Выбрать главу

— Так приятно тебя видеть, Эйдан, — сказала она, когда он поцеловал ее.

— Я скучал по тебе, дорогая, — ответил он, и что-то внутри нее перевернулось, так как его слова, которые он прошептал ей на ушко, напомнили ей об их сладостной случайной встрече в консерватории. Если кому и было под силу помочь ей забыть ужас прошедшей недели, так это Эйдану.

— Я зарезервировал столик в маленьком очаровательном ресторанчике на Пимлико Грин, — произнес он. — Там уютно и тихо. Я подумал, что тебе бы не понравилось шумное место, наводненное людьми.

— Мне бы не хотелось сегодня вечером вдруг встретить кого-нибудь из своих знакомых, — сказала она, беря его под руку и позволив ему провести ее по лестнице к машине. — Я еще не готова.

— Конечно, дорогая, ты не готова. Я так счастлив, что ты здесь и я могу позаботиться о тебе. Боже мой, мне было просто невыносимо думать, что ты вынуждена отсиживаться в этом проклятом Корнуолле. — Когда они подошли к его блестящему зеленому «остину хили», он открыл перед ней дверь, медленно окинув ее с головы до ног взглядом, полным восхищения. — Я, кажется, не сказал тебе, как прекрасно ты выглядишь сегодня вечером. — Его голос был серьезным и честным. Селестрия благодарно ему улыбнулась. Впервые в жизни она чувствовала себя неуверенно, как будто отец забрал всю ее самоуверенность на дно океана.

Ресторан был действительно уютным. Столики стояли на маленьком участке, по форме напоминающем квадрат, возле цветочного магазина, все еще открытого в столь поздний час. Аромат, исходящий от лилий и роз, смешивался с приятным лондонским воздухом, благодаря чему в атмосфере города появилось что-то иностранное.

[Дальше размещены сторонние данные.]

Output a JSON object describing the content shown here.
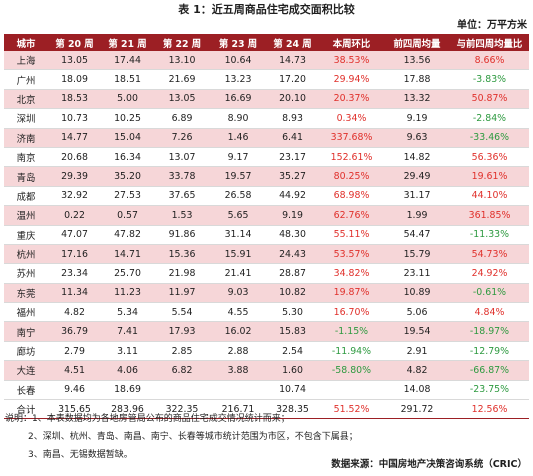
{
  "title": "表 1：近五周商品住宅成交面积比较",
  "unit": "单位：万平方米",
  "columns": [
    "城市",
    "第 20 周",
    "第 21 周",
    "第 22 周",
    "第 23 周",
    "第 24 周",
    "本周环比",
    "前四周均量",
    "与前四周均量比"
  ],
  "rows": [
    {
      "city": "上海",
      "w20": "13.05",
      "w21": "17.44",
      "w22": "13.10",
      "w23": "10.64",
      "w24": "14.73",
      "wow": "38.53%",
      "avg4": "13.56",
      "vs4": "8.66%",
      "band": true,
      "sep": false
    },
    {
      "city": "广州",
      "w20": "18.09",
      "w21": "18.51",
      "w22": "21.69",
      "w23": "13.23",
      "w24": "17.20",
      "wow": "29.94%",
      "avg4": "17.88",
      "vs4": "-3.83%",
      "band": false,
      "sep": false
    },
    {
      "city": "北京",
      "w20": "18.53",
      "w21": "5.00",
      "w22": "13.05",
      "w23": "16.69",
      "w24": "20.10",
      "wow": "20.37%",
      "avg4": "13.32",
      "vs4": "50.87%",
      "band": true,
      "sep": false
    },
    {
      "city": "深圳",
      "w20": "10.73",
      "w21": "10.25",
      "w22": "6.89",
      "w23": "8.90",
      "w24": "8.93",
      "wow": "0.34%",
      "avg4": "9.19",
      "vs4": "-2.84%",
      "band": false,
      "sep": false
    },
    {
      "city": "济南",
      "w20": "14.77",
      "w21": "15.04",
      "w22": "7.26",
      "w23": "1.46",
      "w24": "6.41",
      "wow": "337.68%",
      "avg4": "9.63",
      "vs4": "-33.46%",
      "band": true,
      "sep": true
    },
    {
      "city": "南京",
      "w20": "20.68",
      "w21": "16.34",
      "w22": "13.07",
      "w23": "9.17",
      "w24": "23.17",
      "wow": "152.61%",
      "avg4": "14.82",
      "vs4": "56.36%",
      "band": false,
      "sep": false
    },
    {
      "city": "青岛",
      "w20": "29.39",
      "w21": "35.20",
      "w22": "33.78",
      "w23": "19.57",
      "w24": "35.27",
      "wow": "80.25%",
      "avg4": "29.49",
      "vs4": "19.61%",
      "band": true,
      "sep": false
    },
    {
      "city": "成都",
      "w20": "32.92",
      "w21": "27.53",
      "w22": "37.65",
      "w23": "26.58",
      "w24": "44.92",
      "wow": "68.98%",
      "avg4": "31.17",
      "vs4": "44.10%",
      "band": false,
      "sep": false
    },
    {
      "city": "温州",
      "w20": "0.22",
      "w21": "0.57",
      "w22": "1.53",
      "w23": "5.65",
      "w24": "9.19",
      "wow": "62.76%",
      "avg4": "1.99",
      "vs4": "361.85%",
      "band": true,
      "sep": false
    },
    {
      "city": "重庆",
      "w20": "47.07",
      "w21": "47.82",
      "w22": "91.86",
      "w23": "31.14",
      "w24": "48.30",
      "wow": "55.11%",
      "avg4": "54.47",
      "vs4": "-11.33%",
      "band": false,
      "sep": false
    },
    {
      "city": "杭州",
      "w20": "17.16",
      "w21": "14.71",
      "w22": "15.36",
      "w23": "15.91",
      "w24": "24.43",
      "wow": "53.57%",
      "avg4": "15.79",
      "vs4": "54.73%",
      "band": true,
      "sep": false
    },
    {
      "city": "苏州",
      "w20": "23.34",
      "w21": "25.70",
      "w22": "21.98",
      "w23": "21.41",
      "w24": "28.87",
      "wow": "34.82%",
      "avg4": "23.11",
      "vs4": "24.92%",
      "band": false,
      "sep": false
    },
    {
      "city": "东莞",
      "w20": "11.34",
      "w21": "11.23",
      "w22": "11.97",
      "w23": "9.03",
      "w24": "10.82",
      "wow": "19.87%",
      "avg4": "10.89",
      "vs4": "-0.61%",
      "band": true,
      "sep": false
    },
    {
      "city": "福州",
      "w20": "4.82",
      "w21": "5.34",
      "w22": "5.54",
      "w23": "4.55",
      "w24": "5.30",
      "wow": "16.70%",
      "avg4": "5.06",
      "vs4": "4.84%",
      "band": false,
      "sep": false
    },
    {
      "city": "南宁",
      "w20": "36.79",
      "w21": "7.41",
      "w22": "17.93",
      "w23": "16.02",
      "w24": "15.83",
      "wow": "-1.15%",
      "avg4": "19.54",
      "vs4": "-18.97%",
      "band": true,
      "sep": false
    },
    {
      "city": "廊坊",
      "w20": "2.79",
      "w21": "3.11",
      "w22": "2.85",
      "w23": "2.88",
      "w24": "2.54",
      "wow": "-11.94%",
      "avg4": "2.91",
      "vs4": "-12.79%",
      "band": false,
      "sep": false
    },
    {
      "city": "大连",
      "w20": "4.51",
      "w21": "4.06",
      "w22": "6.82",
      "w23": "3.88",
      "w24": "1.60",
      "wow": "-58.80%",
      "avg4": "4.82",
      "vs4": "-66.87%",
      "band": true,
      "sep": false
    },
    {
      "city": "长春",
      "w20": "9.46",
      "w21": "18.69",
      "w22": "",
      "w23": "",
      "w24": "10.74",
      "wow": "",
      "avg4": "14.08",
      "vs4": "-23.75%",
      "band": false,
      "sep": false
    }
  ],
  "total": {
    "city": "合计",
    "w20": "315.65",
    "w21": "283.96",
    "w22": "322.35",
    "w23": "216.71",
    "w24": "328.35",
    "wow": "51.52%",
    "avg4": "291.72",
    "vs4": "12.56%"
  },
  "notes": [
    "说明：1、本表数据均为各地房管局公布的商品住宅成交情况统计而来；",
    "2、深圳、杭州、青岛、南昌、南宁、长春等城市统计范围为市区，不包含下属县；",
    "3、南昌、无锡数据暂缺。"
  ],
  "source": "数据来源：中国房地产决策咨询系统（CRIC）",
  "colors": {
    "header_bg": "#9c1f24",
    "band_bg": "#f6d6d8",
    "positive": "#e0302b",
    "negative": "#2e9a40"
  }
}
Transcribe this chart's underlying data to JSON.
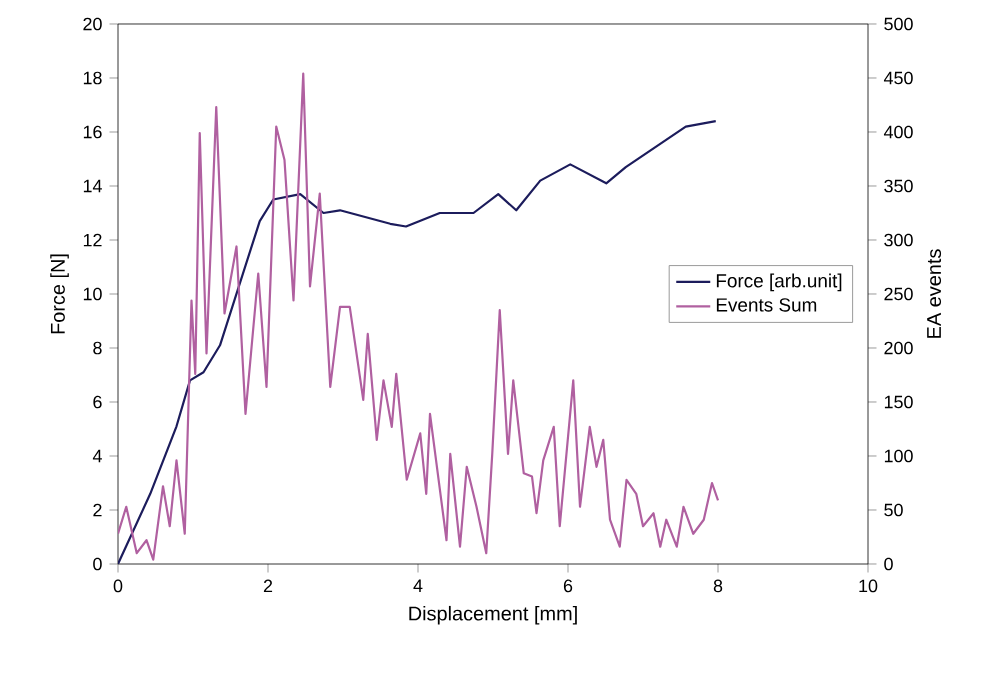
{
  "chart_data": {
    "type": "line",
    "xlabel": "Displacement [mm]",
    "ylabel": "Force [N]",
    "y2label": "EA events",
    "xlim": [
      0,
      10
    ],
    "xticks": [
      0,
      2,
      4,
      6,
      8,
      10
    ],
    "ylim": [
      0,
      20
    ],
    "yticks": [
      0,
      2,
      4,
      6,
      8,
      10,
      12,
      14,
      16,
      18,
      20
    ],
    "y2lim": [
      0,
      500
    ],
    "y2ticks": [
      0,
      50,
      100,
      150,
      200,
      250,
      300,
      350,
      400,
      450,
      500
    ],
    "legend": "right",
    "grid": false,
    "marker": "none",
    "line_style": "solid",
    "series": [
      {
        "name": "Force [arb.unit]",
        "color": "#1c1c5c",
        "x": [
          0,
          0.43,
          0.78,
          0.96,
          1.14,
          1.36,
          1.89,
          2.07,
          2.43,
          2.74,
          2.96,
          3.63,
          3.84,
          4.29,
          4.74,
          5.07,
          5.31,
          5.63,
          6.03,
          6.51,
          6.77,
          7.57,
          7.97
        ],
        "values": [
          0,
          2.6,
          5.1,
          6.8,
          7.1,
          8.1,
          12.7,
          13.5,
          13.7,
          13.0,
          13.1,
          12.6,
          12.5,
          13.0,
          13.0,
          13.7,
          13.1,
          14.2,
          14.8,
          14.1,
          14.7,
          16.2,
          16.4
        ]
      },
      {
        "name": "Events Sum",
        "color": "#b060a0",
        "axis": "y2",
        "x": [
          0,
          0.11,
          0.25,
          0.38,
          0.47,
          0.6,
          0.69,
          0.78,
          0.89,
          0.98,
          1.03,
          1.09,
          1.18,
          1.31,
          1.42,
          1.58,
          1.7,
          1.87,
          1.98,
          2.11,
          2.22,
          2.34,
          2.47,
          2.56,
          2.69,
          2.83,
          2.96,
          3.09,
          3.27,
          3.33,
          3.45,
          3.54,
          3.65,
          3.71,
          3.85,
          4.03,
          4.11,
          4.16,
          4.38,
          4.43,
          4.56,
          4.65,
          4.78,
          4.91,
          4.99,
          5.09,
          5.2,
          5.27,
          5.41,
          5.52,
          5.58,
          5.67,
          5.81,
          5.89,
          6.07,
          6.16,
          6.29,
          6.38,
          6.47,
          6.56,
          6.69,
          6.78,
          6.91,
          7.0,
          7.14,
          7.23,
          7.31,
          7.45,
          7.54,
          7.67,
          7.81,
          7.92,
          8.0
        ],
        "values": [
          28,
          53,
          10,
          22,
          4,
          72,
          35,
          96,
          28,
          244,
          176,
          399,
          195,
          423,
          232,
          294,
          139,
          269,
          164,
          405,
          374,
          244,
          454,
          257,
          343,
          164,
          238,
          238,
          152,
          213,
          115,
          170,
          127,
          176,
          78,
          121,
          65,
          139,
          22,
          102,
          16,
          90,
          53,
          10,
          102,
          235,
          102,
          170,
          84,
          81,
          47,
          96,
          127,
          35,
          170,
          53,
          127,
          90,
          115,
          41,
          16,
          78,
          65,
          35,
          47,
          16,
          41,
          16,
          53,
          28,
          41,
          75,
          59
        ]
      }
    ]
  }
}
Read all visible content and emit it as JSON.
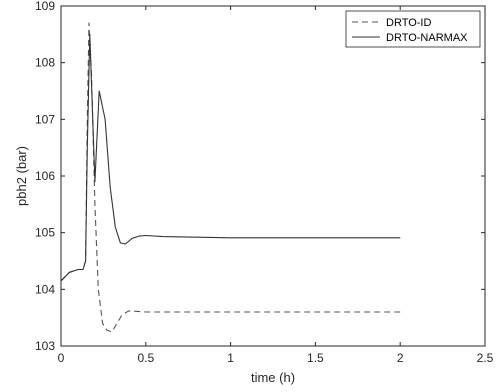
{
  "chart_data": {
    "type": "line",
    "xlabel": "time (h)",
    "ylabel": "pbh2 (bar)",
    "xlim": [
      0,
      2.5
    ],
    "ylim": [
      103,
      109
    ],
    "xticks": [
      "0",
      "0.5",
      "1",
      "1.5",
      "2",
      "2.5"
    ],
    "yticks": [
      "103",
      "104",
      "105",
      "106",
      "107",
      "108",
      "109"
    ],
    "grid": false,
    "legend_position": "top-right",
    "series": [
      {
        "name": "DRTO-ID",
        "style": "dashed",
        "color": "#555555",
        "x": [
          0,
          0.05,
          0.1,
          0.13,
          0.145,
          0.155,
          0.165,
          0.18,
          0.2,
          0.22,
          0.245,
          0.27,
          0.3,
          0.33,
          0.36,
          0.4,
          0.45,
          0.5,
          0.6,
          0.8,
          1.0,
          1.5,
          2.0
        ],
        "y": [
          104.15,
          104.3,
          104.35,
          104.35,
          104.5,
          107.0,
          108.7,
          107.8,
          105.5,
          104.0,
          103.4,
          103.28,
          103.25,
          103.4,
          103.55,
          103.62,
          103.61,
          103.6,
          103.6,
          103.6,
          103.6,
          103.6,
          103.6
        ]
      },
      {
        "name": "DRTO-NARMAX",
        "style": "solid",
        "color": "#333333",
        "x": [
          0,
          0.05,
          0.1,
          0.13,
          0.145,
          0.155,
          0.17,
          0.2,
          0.225,
          0.26,
          0.29,
          0.32,
          0.35,
          0.38,
          0.42,
          0.46,
          0.5,
          0.6,
          0.8,
          1.0,
          1.5,
          2.0
        ],
        "y": [
          104.15,
          104.3,
          104.35,
          104.35,
          104.5,
          106.5,
          108.5,
          105.9,
          107.5,
          107.0,
          105.8,
          105.1,
          104.82,
          104.8,
          104.9,
          104.94,
          104.95,
          104.93,
          104.92,
          104.91,
          104.91,
          104.91
        ]
      }
    ]
  }
}
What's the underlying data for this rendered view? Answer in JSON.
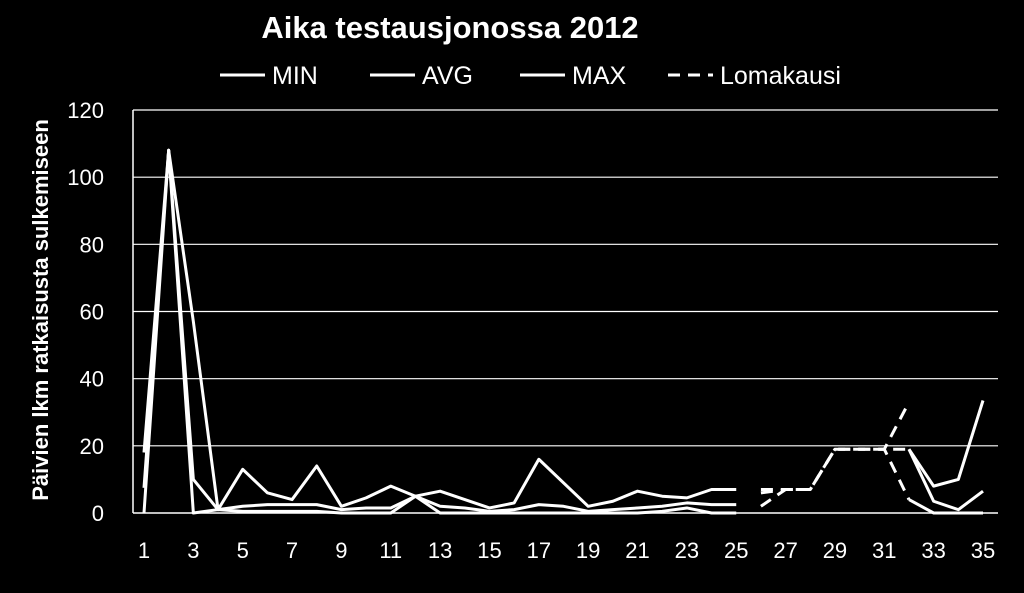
{
  "chart_data": {
    "type": "line",
    "title": "Aika testausjonossa 2012",
    "xlabel": "",
    "ylabel": "Päivien lkm ratkaisusta sulkemiseen",
    "ylim": [
      0,
      120
    ],
    "yticks": [
      "0",
      "20",
      "40",
      "60",
      "80",
      "100",
      "120"
    ],
    "xticks": [
      "1",
      "3",
      "5",
      "7",
      "9",
      "11",
      "13",
      "15",
      "17",
      "19",
      "21",
      "23",
      "25",
      "27",
      "29",
      "31",
      "33",
      "35"
    ],
    "x": [
      1,
      2,
      3,
      4,
      5,
      6,
      7,
      8,
      9,
      10,
      11,
      12,
      13,
      14,
      15,
      16,
      17,
      18,
      19,
      20,
      21,
      22,
      23,
      24,
      25,
      26,
      27,
      28,
      29,
      30,
      31,
      32,
      33,
      34,
      35
    ],
    "grid": true,
    "legend_position": "top",
    "colors": {
      "background": "#000000",
      "line": "#ffffff",
      "grid": "#ffffff"
    },
    "series": [
      {
        "name": "MIN",
        "style": "solid",
        "values": [
          0,
          108,
          0,
          1,
          0.5,
          0.5,
          0.5,
          0.5,
          0,
          0,
          0,
          5,
          0,
          0,
          0,
          0,
          0,
          0,
          0,
          0,
          0,
          0.5,
          1.5,
          0,
          0,
          null,
          null,
          null,
          null,
          null,
          null,
          4,
          0,
          0,
          0
        ]
      },
      {
        "name": "AVG",
        "style": "solid",
        "values": [
          7.5,
          108,
          10,
          1,
          2,
          2.5,
          2.5,
          2.5,
          1,
          1.5,
          1.5,
          5,
          2,
          1.5,
          0.5,
          1,
          2.5,
          2,
          0.5,
          1,
          1.5,
          2,
          3,
          2.5,
          2.5,
          null,
          null,
          null,
          null,
          null,
          null,
          19,
          3.5,
          1,
          6.5
        ]
      },
      {
        "name": "MAX",
        "style": "solid",
        "values": [
          18,
          108,
          57,
          1,
          13,
          6,
          4,
          14,
          2,
          4.5,
          8,
          5,
          6.5,
          4,
          1.5,
          3,
          16,
          9,
          2,
          3.5,
          6.5,
          5,
          4.5,
          7,
          7,
          null,
          null,
          null,
          null,
          null,
          null,
          19,
          8,
          10,
          33.5
        ]
      },
      {
        "name": "Lomakausi",
        "style": "dashed",
        "lines": [
          {
            "x": [
              26,
              27,
              28,
              29,
              30,
              31,
              32
            ],
            "values": [
              6,
              7,
              7,
              19,
              19,
              19,
              33
            ]
          },
          {
            "x": [
              26,
              27,
              28,
              29,
              30,
              31,
              32
            ],
            "values": [
              2,
              7,
              7,
              19,
              19,
              19,
              19
            ]
          },
          {
            "x": [
              26,
              27,
              28,
              29,
              30,
              31,
              32
            ],
            "values": [
              7,
              7,
              7,
              19,
              19,
              19,
              4
            ]
          }
        ]
      }
    ]
  }
}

— Это мог бы быть Париж, — весело сказал Эйдан, в то время как официант выдвигал для Селестрии стул.

— На столе даже красная роза, — добавила Селестрия, вынув ее из маленькой стеклянной вазы и поднеся к носу. — Позор, это та разновидность роз, которая не пахнет.

Эйдан положил свои локти на стол, а подбородок подпер руками. Его голубые глаза с зеленым отливом сияли, когда он нежно смотрел на нее.

— Я бы хотел забрать тебя в Париж, — сказал он.

Она улыбнулась и склонила голову к плечу.

— Возможно, я буду не против, — ответила она.

— После пары бокалов вина слово «возможно» становится словом «да», — сказал он, щелкнув пальцами, чтобы подозвать официанта. — Бутылочку «Сансерре», — заказал он, даже не взглянув в карту вин. Когда официант удалился, Эйдан взял Селестрию за руку, держа ее над столом. — Нам не обязательно говорить о твоем отце, если ты сама этого не захочешь.

— В последние дни я только и делала, что говорила о нем. У меня от всего этого уже голова идет кругом.

— Могу себе представить. И самое неприятное в этой ситуации — неопределенность, ведь тело все еще не нашли, не так ли?

— И не найдут.

— Мне очень нравился твой отец. Он был из тех людей, которых просто невозможно не любить.

— Вот почему все это кажется неправдоподобным. Папа никогда не покончил бы жизнь самоубийством. Я лично думаю, что его убили.

Глаза Эйдана расширились.

— Убили? — повторил он. — Но кто?

Селестрия покачала головой.

— Не знаю. Но я начинаю многое узнавать о своем отце, чего раньше не знала. — Она снова покачала головой. — Я пока не хочу распространяться об этом. Я еще не знаю, что со всем этим делать.

— Тогда давай выпьем и поговорим о чем-нибудь другом, — предложил он. — Хочешь, я расскажу тебе о бедах других людей?

Селестрия ухмыльнулась и убрала свою руку.

— Это звучит как интересное развлечение.

— О, этот секрет касается наших приятелей лондонцев. В него с трудом можно было бы поверить, если бы не мой совершенно надежный источник. — Официант налил немного вина в бокал Эйдана. Тот слегка взболтал его, поднес к носу и затем сделал большой глоток. — Отличный вкус, — произнес он. — То, что нужно!

Потом Эйдан рассказал Селестрии обо всех скандальных происшествиях, которые ему были известны, после чего решил сделать передышку. Молодые люди откинули головы и засмеялись, и Селестрия забыла о том, что случилось с отцом, и о страшной записке из бутылки. Вино было таким легким, что она даже не замечала, сколько выпила, и очень скоро ее голова закружилась, а на душе стало так хорошо, что теперь ее больше ничто не интересовало.